Link to the release post here.

6 comments:

Thomas said...

It's probably very good software, but I actually don't quite understand how it works. I don't even know what a negative hessian is and why it is good that the algorithm is able to deal with it. As my goal is not to produce yet another strong chess engine with little effort but to look how far "I" can push it I'm reluctant to start using the dark side of the force.

Jonatan Pettersson said...

Firstly, it's a bit of the dark side I admit. But it's so wonderful to just throw stuff you thought into the evaluation and then tune it to let it reach its full potential.

The idea can still be unique, just that it can be extremely hard to know if it should be worth 10 or 70 centipawns. (so instead of playing a silly amount of test games to even make it work, you just stick it in CLOP).

Secondly, I have no idea what a hessian is either. :)

But you just have to look at two things really:

1. The Plot-tab, with time as x and the variable as y, to make sure it's actually moving to some value (and not just scattered all over the place). Usually you start seeing a pattern after 1,000 games or so.

2. The Max-tab. And more specifically the Mean-column. The values for the different parameters here is was is found to be best so far.

I really have no idea what all the other things are, and don't really care as long as it works. :)

Thomas said...

Probably your engine is much more mature than mine. If I have a feature that requires a silly amount of games to show itself as an improvement I'm not interested in it (yet).

Feeding iCE in the clop factory might create an iCE clone that plays significantly better than the original one but it will probably be still much weaker than the other strong engines and additionally it is then not "my" iCE anymore.

Maybe I write my own tuning framework someday, maybe one that works without hessians. That is probably much more fun.

I have my own book building app and my own table base generation algorithm so it would fit in that list somehow.

Jonatan Pettersson said...

Nah, you're misunderstanding. Mediocre is far from mature enough to need tuning to gain 2-3 ELO points. I'm discarding everything that's not showing like 50-60 points.
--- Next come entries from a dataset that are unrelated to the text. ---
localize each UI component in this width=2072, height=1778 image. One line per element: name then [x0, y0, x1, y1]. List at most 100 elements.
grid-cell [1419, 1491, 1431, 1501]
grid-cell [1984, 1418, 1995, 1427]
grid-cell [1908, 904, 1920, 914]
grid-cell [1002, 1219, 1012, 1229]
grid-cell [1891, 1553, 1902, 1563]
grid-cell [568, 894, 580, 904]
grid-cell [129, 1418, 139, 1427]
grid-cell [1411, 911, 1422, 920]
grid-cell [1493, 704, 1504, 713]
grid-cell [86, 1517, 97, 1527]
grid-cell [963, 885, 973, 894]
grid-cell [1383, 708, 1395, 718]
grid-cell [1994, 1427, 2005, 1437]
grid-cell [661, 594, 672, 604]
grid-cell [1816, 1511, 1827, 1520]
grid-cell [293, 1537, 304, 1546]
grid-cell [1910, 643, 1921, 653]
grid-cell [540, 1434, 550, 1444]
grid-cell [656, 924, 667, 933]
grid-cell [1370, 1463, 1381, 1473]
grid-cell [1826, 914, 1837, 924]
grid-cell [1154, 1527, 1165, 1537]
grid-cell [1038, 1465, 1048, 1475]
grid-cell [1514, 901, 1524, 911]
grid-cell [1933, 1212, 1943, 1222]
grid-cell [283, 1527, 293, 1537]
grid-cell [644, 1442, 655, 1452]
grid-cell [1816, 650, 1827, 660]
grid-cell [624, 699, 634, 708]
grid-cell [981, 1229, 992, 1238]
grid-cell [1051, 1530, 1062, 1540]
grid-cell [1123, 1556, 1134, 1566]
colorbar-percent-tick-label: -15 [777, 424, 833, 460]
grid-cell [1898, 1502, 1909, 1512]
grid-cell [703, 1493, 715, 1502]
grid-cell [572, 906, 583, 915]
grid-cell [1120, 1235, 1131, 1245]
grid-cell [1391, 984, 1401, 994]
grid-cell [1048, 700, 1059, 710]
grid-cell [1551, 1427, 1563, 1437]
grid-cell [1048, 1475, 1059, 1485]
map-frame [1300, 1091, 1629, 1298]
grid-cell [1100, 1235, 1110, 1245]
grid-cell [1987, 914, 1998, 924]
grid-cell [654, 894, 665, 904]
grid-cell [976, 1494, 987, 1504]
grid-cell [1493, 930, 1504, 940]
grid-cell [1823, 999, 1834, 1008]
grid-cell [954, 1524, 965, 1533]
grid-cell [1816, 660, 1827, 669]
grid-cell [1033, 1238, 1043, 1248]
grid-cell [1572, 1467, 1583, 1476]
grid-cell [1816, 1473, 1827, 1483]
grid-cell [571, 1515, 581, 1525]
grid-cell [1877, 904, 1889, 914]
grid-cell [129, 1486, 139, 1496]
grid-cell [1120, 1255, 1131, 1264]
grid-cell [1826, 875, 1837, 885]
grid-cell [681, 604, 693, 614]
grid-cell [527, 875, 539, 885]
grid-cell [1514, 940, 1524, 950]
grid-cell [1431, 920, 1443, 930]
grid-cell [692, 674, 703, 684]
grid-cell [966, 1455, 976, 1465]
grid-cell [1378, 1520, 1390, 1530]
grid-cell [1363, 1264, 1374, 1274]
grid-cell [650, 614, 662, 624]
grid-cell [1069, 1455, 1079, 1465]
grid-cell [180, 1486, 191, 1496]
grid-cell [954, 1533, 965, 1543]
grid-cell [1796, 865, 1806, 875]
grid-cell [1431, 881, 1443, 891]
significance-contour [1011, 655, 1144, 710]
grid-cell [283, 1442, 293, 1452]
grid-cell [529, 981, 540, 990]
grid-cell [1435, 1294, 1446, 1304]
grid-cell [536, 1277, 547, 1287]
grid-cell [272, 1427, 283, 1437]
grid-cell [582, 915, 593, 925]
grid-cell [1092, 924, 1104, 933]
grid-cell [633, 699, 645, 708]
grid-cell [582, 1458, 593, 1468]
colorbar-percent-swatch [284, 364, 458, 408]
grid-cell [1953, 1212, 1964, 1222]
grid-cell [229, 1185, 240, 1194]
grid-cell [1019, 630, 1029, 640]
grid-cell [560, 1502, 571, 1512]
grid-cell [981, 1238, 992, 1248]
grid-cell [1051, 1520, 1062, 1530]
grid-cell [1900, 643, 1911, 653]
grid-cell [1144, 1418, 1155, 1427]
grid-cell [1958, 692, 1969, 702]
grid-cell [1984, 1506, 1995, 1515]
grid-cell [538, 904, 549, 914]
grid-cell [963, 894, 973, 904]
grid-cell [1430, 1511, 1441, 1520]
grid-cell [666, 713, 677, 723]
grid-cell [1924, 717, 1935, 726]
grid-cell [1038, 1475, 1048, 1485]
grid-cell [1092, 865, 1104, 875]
What I've been using CLOP for is actualy those huge leaps since my evaluation is so mistuned that some parts probably hurts the performance (like my passed pawn evaluation). This is of course due to having added new features incrementally without tuning them, just checking for a general improvement. Mean some feature five steps back might now be so mistuned that it doesn't help anymore (or even hurts).

But the thing is if you want to discover that your evaluation of a passed pawn on the 5th rank is vastly overtuned (for example), you'd need to first of all manually discover it by looking at the values (which is hard to start with). Then imagining up a new number and run a test, and probably discover that you got no gain or hurt performance. So you imagine up a new number and run the test again. And again. And again.

CLOP does the again and again for you. All you have to do is identify what you want to tune (which could just as well be a completely new feature).

Now CLOP isn't something magical, it's just a good algorithm for finding values in a noisy result set.

I'm using the CLOP algorithm, conveniently packaged in the CLOP GUI, together with a script that runs cutechess-cli.

You could of course write both the cutechess-cli and the CLOP GUI yourself without much effort. Question is why you would do that. Those two are just convenience tools.

What would be interesting is creating your own algorithm (other that CLOP), but that's also possible to run from CLOP GUI.

Thomas said...

That's what I mean. I want my own method to tune values someday. It will certainly involve game playing so cutechess-cli is fine for that.

But the part that uses a set of parameters, gets a winning probability result for that set, and drives conclusions what the next set of parameters should look like until it reaches an optimum, that is the interesting because challenging one.

But also the part where you can learn the most...

Jonatan Pettersson said...

I agree it would be interesting and fun to find my own algorithm for it. Mine would probably be something similar to what Joona Kiiski used to do with Stockfish. I.e. choose a guestimated value, surround it with a delta and slowly increase/decrease it for every win/loss.

Inutitive and very straight forward. I even wrote a script for it (with a few alterations of my own) before I tried CLOP.

Now it just feels like reinventing an extremely advanced wheel.